Continually comparing yourself to others can have detrimental effects on your mental health, as it fosters a mindset of inadequacy and self-doubt. This constant self-scrutiny can lead to anxiety, depression, and even a decline in motivation and productivity. It’s crucial to remember that each individual’s journey is unique, and comparing oneself to others’ perceived successes is often an unfair and distorted perception of reality. Instead, focus on appreciating your own strengths, accomplishments, and personal growth. By redirecting your energy towards self-improvement and self-compassion, you can foster a healthier mindset that encourages personal fulfillment and long-term success.
Everybody’s doing it
Not only should you be wary of the comparisons you make regarding your own life, but be aware that the team members you have in your firm are likely making comparisons as well. As a leader, this affects you; as they make these comparisons, it could be impacting their motivation and organizational commitment. One of the most common traps for workplace comparison is salary. Whether you like it or not, your team members are comparing their compensation with one another. As with any other type of comparison, this can be a trap your team members can fall into easily. If your team members perceive that they are being paid less than their colleagues, it can lead to feelings of resentment and job dissatisfaction. This, in turn, can lead to decreased productivity as they feel undervalued in their work.

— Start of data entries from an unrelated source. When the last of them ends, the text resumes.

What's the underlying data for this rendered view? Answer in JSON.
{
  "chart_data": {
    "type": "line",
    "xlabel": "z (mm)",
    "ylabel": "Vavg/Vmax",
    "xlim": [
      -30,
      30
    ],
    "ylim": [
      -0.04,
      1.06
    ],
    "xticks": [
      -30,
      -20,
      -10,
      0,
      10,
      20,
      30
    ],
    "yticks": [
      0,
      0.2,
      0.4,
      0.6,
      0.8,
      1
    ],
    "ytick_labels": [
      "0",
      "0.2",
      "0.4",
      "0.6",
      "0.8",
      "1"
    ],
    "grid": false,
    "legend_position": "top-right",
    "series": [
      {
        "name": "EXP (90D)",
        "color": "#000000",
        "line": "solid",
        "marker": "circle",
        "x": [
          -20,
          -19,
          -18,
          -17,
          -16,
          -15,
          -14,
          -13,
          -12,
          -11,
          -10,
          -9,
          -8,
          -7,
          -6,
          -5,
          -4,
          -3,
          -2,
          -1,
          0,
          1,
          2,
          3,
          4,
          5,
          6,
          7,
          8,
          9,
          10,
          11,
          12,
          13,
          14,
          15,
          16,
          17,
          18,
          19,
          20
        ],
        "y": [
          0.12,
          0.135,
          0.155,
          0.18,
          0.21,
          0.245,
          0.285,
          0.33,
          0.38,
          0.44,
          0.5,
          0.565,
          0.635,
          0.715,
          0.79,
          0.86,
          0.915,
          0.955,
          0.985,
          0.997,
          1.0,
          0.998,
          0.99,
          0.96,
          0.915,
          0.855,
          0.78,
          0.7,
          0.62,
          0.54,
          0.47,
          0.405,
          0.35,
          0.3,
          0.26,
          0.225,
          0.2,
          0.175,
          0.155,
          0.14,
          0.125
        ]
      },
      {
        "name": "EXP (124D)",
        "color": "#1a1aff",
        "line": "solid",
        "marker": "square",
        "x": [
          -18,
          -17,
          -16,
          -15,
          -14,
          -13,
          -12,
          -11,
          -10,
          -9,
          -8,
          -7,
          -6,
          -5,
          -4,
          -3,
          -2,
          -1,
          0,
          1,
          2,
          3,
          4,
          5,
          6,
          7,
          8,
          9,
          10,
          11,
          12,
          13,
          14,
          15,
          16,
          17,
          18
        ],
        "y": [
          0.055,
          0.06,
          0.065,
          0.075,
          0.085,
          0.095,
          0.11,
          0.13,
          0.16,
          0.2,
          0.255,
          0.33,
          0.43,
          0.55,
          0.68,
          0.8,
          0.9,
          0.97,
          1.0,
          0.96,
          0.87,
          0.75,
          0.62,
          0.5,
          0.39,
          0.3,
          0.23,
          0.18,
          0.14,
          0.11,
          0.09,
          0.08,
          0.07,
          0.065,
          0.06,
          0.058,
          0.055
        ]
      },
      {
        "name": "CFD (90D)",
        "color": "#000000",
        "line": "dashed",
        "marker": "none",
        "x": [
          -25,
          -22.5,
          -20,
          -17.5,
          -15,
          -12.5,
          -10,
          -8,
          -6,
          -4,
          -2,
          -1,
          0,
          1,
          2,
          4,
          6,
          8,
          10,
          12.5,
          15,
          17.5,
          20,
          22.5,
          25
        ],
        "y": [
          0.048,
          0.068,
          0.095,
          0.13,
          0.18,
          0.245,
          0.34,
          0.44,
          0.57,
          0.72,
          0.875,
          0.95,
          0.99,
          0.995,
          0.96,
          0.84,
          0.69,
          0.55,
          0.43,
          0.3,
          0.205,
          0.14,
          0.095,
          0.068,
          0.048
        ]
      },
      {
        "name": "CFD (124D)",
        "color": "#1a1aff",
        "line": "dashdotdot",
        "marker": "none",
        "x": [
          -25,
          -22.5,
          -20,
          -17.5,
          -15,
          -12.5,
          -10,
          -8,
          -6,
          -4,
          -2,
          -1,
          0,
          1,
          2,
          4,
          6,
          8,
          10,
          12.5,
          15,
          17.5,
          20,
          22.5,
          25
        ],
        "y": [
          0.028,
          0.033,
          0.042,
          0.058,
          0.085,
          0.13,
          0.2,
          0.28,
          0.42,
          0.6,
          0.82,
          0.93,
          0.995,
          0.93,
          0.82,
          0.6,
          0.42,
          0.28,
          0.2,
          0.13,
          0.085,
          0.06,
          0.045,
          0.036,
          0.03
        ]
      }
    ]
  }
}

You might see their work quality slipping as they subconsciously lower their work output to match the level they perceive they are being compensated for. The best way to combat this scenario in your firm is to set clear and transparent salary ranges. Team members may not see the whole picture when making these salary comparisons, just the same as with other comparisons. Perhaps they don’t truly grasp variances in levels of experience or even the total compensation package, including all benefits. By keeping salary brackets consistent in your firm and making the structure transparent, you can avoid the common pitfalls of salary comparison.
Focus on you
Regardless of the comparisons you may be making, I challenge you to try to stop. We know the drill; we should only be comparing ourselves to the person we were yesterday and seeking to improve and beat ourselves. But that is easier said than done, isn’t it? Not only can these comparisons bring out those feelings of inadequacy, but they can lead to toxic relationships and even the loss of relationships in your life. Those feelings of inadequacy you may get from your constant comparisons could turn into feelings of resentment towards others around you. That resentment could be toxic to the relationships you have with your friends, colleagues, and mentors. It is truly a dangerous trap!
Take the time to reflect on your goals and be your own competition. As you learn and grow in this process, share that success with your team and encourage them to do the same. Not only will goals become more attainable and fulfilling, but there will be increased motivation to reach them in a positive manner. This will hold true for you and your team!